Pourquoi les séparateurs sont si difficiles à atteindre
Alors pourquoi le séparateur est-il si difficile à atteindre ? Commencez par la vitesse. La vitesse moyenne de la balle rapide de Gausman est de 95 miles par heure (ou 42,5 mètres par seconde). Étant donné que la distance entre le monticule du lanceur et le marbre est de 18,4 mètres, cela signifie qu'il faut 430 millisecondes, soit moins d'une demi-seconde, pour que la balle rapide de Gausman atteigne le frappeur.
En revanche, le séparateur, qui se déplace à une vitesse moyenne de 85 mph (ou 38,0 m/s), prend 490 millisecondes. Cette différence de 60 millisecondes peut sembler minime, mais elle peut suffire à distinguer une frappe d'une frappe de base.
Pour le contexte, un swing typique pour un frappeur de ligue majeure prend environ 150 millisecondes. Cela inclut le temps nécessaire pour que l'œil du frappeur forme une image de la balle quittant la main du lanceur, pour que son cerveau traite cette information et envoie des signaux aux muscles de ses bras, de ses jambes et de son torse, et pour que ses muscles réagissent et balancent la batte.
Cela signifie qu'un frappeur dispose d'environ un quart de seconde pour juger de la trajectoire d'un lancer et décider s'il doit effectuer un swing. Considérant qu'il faut environ 100 millisecondes pour un clin d'œil humain, il est remarquable que les frappeurs puissent toucher n'importe quel terrain de ligue majeure.
L'importance de la chute
Le deuxième secret du séparateur est la chute. Tous les terrains de baseball chutent lorsqu'ils se dirigent vers le marbre en raison de la force de gravité, ce qui provoque l'accélération d'une balle de baseball (ou de tout objet en chute libre) vers le bas.
S'il n'y avait aucune autre force agissant sur le ballon, cela ferait chuter la balle rapide de Gausman d'environ 92 centimètres sur le chemin du marbre, et son séparateur d'environ 115 centimètres.
En pratique, cependant, il existe une autre force importante qui agit sur la balle pour s’opposer à l’effet de la gravité : la force Magnus. La force Magnus résulte de la rotation ou de la rotation d'un objet (comme une balle de baseball) lorsqu'il traverse un fluide (comme l'air).
La rotation de la balle fait que l'air se déplace plus rapidement d'un côté que de l'autre. Du côté tournant dans la même direction que le flux d’air, la vitesse de l’air augmente ; du côté opposé, il ralentit. Cette différence de vitesse de l'air crée un déséquilibre de pression, générant une force qui agit perpendiculairement à la trajectoire de la balle.
Ceci est un exemple du principe de Bernoulli, le même phénomène qui génère de la portance lorsque l'air passe autour de l'aile d'un avion.

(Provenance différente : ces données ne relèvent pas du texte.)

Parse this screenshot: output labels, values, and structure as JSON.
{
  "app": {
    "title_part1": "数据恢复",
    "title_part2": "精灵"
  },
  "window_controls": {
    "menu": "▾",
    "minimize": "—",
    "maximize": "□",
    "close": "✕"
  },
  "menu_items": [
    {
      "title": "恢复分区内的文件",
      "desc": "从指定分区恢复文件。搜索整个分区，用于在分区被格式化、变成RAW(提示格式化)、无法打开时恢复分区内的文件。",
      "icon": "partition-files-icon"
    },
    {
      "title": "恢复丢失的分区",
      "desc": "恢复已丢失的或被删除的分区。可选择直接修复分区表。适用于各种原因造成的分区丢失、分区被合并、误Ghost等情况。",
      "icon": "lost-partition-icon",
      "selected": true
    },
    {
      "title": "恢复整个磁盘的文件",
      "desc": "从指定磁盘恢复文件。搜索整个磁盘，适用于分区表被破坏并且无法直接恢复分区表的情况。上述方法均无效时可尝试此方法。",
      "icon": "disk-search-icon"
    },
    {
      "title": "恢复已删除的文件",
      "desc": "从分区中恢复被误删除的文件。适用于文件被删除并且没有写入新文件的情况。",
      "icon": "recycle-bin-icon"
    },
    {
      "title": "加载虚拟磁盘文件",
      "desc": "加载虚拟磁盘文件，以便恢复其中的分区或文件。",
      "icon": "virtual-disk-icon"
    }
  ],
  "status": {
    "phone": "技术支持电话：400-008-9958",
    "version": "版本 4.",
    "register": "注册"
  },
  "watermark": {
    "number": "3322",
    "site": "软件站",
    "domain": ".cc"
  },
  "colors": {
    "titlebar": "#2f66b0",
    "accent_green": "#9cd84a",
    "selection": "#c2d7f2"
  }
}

Dans le cas d'une balle rapide, le lanceur crée un fort backspin en tirant vers l'arrière avec son index et son majeur lorsqu'il relâche la balle. Cette rotation entraîne une force ascendante, qui fait que la balle tombe bien moins que sous l’effet de la seule gravité. Plus la rotation est rapide, plus cette force de portance devient forte.
Le pitch signature de Gausman
La balle rapide de Gausman chute généralement de 25 à 30 centimètres sur le chemin du marbre, soit moins d'un tiers de la chute subie par une « balle morte » sans rotation.
Sur le splitter, il modifie sa prise pour réduire considérablement la quantité d'effet arrière, affaiblissant la force de Magnus et permettant à la balle de tomber beaucoup plus loin, environ 50 à 75 centimètres, avant qu'elle ne touche la plaque. Le résultat est un lancer qui n’atteint pas le frappeur au moment et à l’endroit où il s’attend à ce qu’il soit.
Alors que les Blue Jays se rapprochent d'un troisième titre de la Série mondiale – leur premier en 32 ans – le séparateur de Gausman offre un exemple de la façon dont la physique peut façonner la performance dans le sport d'élite. Comprendre la science derrière le terrain offre une nouvelle façon d'apprécier le jeu.